On Fri, 2018-09-21 at 16:14 +0200, Milan Boberic wrote:
> Hey,
> yes, I can see prink's outputs on console and in xl dmesg. Also added
> timestamps, here are the results (created and destroyed domU a few
> times, just to get more values), this is from xl dmesg:
> NULL SCHEDULER - Not stressed PetaLinux host domain.

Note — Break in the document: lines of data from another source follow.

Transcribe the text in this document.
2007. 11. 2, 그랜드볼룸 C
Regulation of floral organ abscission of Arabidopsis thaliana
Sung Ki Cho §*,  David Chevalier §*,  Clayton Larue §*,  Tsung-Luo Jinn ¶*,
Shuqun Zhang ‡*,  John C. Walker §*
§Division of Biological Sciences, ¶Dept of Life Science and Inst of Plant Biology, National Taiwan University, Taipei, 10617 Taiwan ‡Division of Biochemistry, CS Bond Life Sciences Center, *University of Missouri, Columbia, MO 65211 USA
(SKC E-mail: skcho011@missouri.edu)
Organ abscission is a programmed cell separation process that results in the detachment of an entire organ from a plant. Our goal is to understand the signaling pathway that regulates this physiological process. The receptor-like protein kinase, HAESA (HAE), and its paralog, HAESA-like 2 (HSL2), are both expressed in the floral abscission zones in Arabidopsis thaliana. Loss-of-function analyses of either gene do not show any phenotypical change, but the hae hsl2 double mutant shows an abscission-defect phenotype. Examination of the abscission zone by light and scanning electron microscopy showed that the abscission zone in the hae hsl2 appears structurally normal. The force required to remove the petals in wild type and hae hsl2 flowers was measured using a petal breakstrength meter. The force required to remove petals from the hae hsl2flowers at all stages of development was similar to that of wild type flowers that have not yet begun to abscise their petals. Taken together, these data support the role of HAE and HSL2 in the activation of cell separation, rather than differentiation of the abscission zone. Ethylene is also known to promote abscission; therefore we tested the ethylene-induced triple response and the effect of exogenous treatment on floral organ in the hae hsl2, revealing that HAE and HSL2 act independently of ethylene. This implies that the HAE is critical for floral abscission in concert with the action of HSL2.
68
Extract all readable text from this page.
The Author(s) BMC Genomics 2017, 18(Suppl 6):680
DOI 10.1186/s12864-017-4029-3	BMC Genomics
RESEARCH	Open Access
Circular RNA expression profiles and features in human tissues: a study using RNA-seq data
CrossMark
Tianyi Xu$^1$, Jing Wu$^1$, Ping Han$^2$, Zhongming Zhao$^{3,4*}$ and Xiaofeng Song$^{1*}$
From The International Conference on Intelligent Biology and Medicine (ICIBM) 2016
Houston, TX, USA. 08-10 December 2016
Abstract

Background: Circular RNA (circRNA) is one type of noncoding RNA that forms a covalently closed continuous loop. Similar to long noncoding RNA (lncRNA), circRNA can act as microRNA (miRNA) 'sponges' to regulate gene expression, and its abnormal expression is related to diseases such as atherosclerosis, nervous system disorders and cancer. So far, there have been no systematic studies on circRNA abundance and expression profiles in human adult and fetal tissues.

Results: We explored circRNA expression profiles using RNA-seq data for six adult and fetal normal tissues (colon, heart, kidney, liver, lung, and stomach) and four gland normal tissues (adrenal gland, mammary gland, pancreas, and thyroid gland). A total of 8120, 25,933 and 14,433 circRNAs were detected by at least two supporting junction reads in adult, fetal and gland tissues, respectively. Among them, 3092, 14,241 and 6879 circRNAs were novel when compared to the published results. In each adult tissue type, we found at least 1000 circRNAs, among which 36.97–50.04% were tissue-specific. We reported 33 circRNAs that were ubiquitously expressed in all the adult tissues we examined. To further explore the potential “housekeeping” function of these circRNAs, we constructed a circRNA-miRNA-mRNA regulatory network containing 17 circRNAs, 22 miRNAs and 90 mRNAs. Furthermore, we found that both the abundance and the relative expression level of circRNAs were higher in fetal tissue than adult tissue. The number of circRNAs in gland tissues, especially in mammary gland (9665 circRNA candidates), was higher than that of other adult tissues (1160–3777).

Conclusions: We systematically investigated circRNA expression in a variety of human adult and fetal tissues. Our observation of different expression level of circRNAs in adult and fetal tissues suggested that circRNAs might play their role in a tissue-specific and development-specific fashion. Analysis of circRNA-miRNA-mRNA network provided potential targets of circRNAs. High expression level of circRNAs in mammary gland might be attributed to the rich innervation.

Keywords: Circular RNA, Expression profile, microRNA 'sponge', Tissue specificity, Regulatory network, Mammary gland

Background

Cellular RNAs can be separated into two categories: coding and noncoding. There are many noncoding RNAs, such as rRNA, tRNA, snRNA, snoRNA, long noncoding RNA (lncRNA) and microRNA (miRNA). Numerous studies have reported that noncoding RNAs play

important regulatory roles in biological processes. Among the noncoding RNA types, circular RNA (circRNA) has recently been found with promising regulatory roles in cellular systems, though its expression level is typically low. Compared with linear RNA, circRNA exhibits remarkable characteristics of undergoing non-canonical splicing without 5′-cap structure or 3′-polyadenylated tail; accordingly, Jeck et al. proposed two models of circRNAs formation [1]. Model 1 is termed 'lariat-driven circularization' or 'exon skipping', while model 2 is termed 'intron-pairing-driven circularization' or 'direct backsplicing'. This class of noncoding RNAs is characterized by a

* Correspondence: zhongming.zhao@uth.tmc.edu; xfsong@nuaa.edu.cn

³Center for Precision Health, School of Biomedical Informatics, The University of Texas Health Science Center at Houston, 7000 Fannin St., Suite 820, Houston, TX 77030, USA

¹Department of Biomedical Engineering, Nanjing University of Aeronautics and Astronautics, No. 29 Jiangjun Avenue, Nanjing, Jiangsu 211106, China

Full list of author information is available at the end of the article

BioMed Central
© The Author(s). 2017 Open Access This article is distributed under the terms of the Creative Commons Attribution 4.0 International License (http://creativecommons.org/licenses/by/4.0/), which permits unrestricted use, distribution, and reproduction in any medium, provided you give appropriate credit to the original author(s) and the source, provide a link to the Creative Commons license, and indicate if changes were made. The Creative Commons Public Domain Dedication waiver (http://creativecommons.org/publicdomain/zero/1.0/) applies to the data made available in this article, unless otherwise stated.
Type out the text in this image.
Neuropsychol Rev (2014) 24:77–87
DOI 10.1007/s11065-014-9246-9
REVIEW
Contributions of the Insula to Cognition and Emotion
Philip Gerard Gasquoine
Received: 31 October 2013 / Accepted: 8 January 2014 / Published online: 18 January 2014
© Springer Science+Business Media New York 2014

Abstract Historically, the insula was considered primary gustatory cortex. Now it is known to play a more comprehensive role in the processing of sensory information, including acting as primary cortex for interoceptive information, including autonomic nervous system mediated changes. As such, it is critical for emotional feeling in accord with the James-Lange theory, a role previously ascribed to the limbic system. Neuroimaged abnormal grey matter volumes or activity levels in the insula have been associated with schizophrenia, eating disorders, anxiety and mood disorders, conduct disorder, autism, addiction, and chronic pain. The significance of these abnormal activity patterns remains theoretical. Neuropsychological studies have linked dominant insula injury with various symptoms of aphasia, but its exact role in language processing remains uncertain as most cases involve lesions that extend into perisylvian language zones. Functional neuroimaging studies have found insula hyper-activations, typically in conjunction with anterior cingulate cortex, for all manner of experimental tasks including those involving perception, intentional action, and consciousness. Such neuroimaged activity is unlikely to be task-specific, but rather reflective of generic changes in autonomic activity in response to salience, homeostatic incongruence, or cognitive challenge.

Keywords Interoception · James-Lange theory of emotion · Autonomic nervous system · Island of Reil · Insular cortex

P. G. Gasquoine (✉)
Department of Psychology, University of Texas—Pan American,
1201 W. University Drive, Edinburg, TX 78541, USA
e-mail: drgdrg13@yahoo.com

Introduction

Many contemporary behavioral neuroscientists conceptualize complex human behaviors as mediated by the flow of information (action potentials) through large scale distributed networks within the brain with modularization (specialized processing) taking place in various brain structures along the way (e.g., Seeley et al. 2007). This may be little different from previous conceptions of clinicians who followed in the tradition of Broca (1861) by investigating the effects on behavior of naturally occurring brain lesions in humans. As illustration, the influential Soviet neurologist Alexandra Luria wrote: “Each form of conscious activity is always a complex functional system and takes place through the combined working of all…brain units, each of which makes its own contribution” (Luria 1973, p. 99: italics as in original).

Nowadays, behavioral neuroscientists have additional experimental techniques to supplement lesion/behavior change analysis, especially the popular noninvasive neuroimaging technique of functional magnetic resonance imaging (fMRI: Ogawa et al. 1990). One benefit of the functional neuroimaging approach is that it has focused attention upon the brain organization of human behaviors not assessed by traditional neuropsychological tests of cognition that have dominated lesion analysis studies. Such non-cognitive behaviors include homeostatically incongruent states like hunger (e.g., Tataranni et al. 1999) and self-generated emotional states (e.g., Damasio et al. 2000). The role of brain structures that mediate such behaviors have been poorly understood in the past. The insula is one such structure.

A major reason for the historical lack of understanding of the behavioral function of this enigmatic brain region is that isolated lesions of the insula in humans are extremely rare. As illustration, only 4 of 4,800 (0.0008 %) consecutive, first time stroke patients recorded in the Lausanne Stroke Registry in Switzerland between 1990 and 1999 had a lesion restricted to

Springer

> (XEN) t=218000327743:End of a domain_destroy function
> (XEN) t=218000420874:End of a complete_domain_destroy function
> (XEN) <G><3>memory_map:add: dom2 gfn=ff0a0 mfn=ff0a0 nr=1
> ...
> Stressed PetaLinux host with command: yes > /dev/null &
> (XEN) t=3247747255872:End of a domain_destroy function
> (XEN) t=3247747349863:End of a complete_domain_destroy function
> ...
> CREDIT SCHEDULER - not stressed PetaLinux host
> (XEN) t=86245669606:End of a domain_destroy function
> (XEN) t=86245761127:End of a complete_domain_destroy function
> ...
> Stressed PetaLinux host with yes > /dev/null &
> (XEN) t=331229997499:End of a domain_destroy function
> (XEN) t=331230091770:End of a complete_domain_destroy function
> ...
Which, if I'm doing the math properly, tells us that
complete_domain_destroy() is called within ~90us, for both schedulers,
and in all stress/load conditions. That wouldn't be too bad, I think.

And in fact, if I remember correctly, you're saying that adding the
printk()s fixes the issue in null. I wonder why that is... Can you like
kill the printks, store 5 or so of the timestamps (or just the delta)
in a static array or something, and print it from somewhere else (like
a debug-key handler in the same file)?

What I'm after, is how log, after domain_destroy(),
complete_domain_destroy() is called, and whether/how it relates the the
grace period idle timer we've added in the RCU code.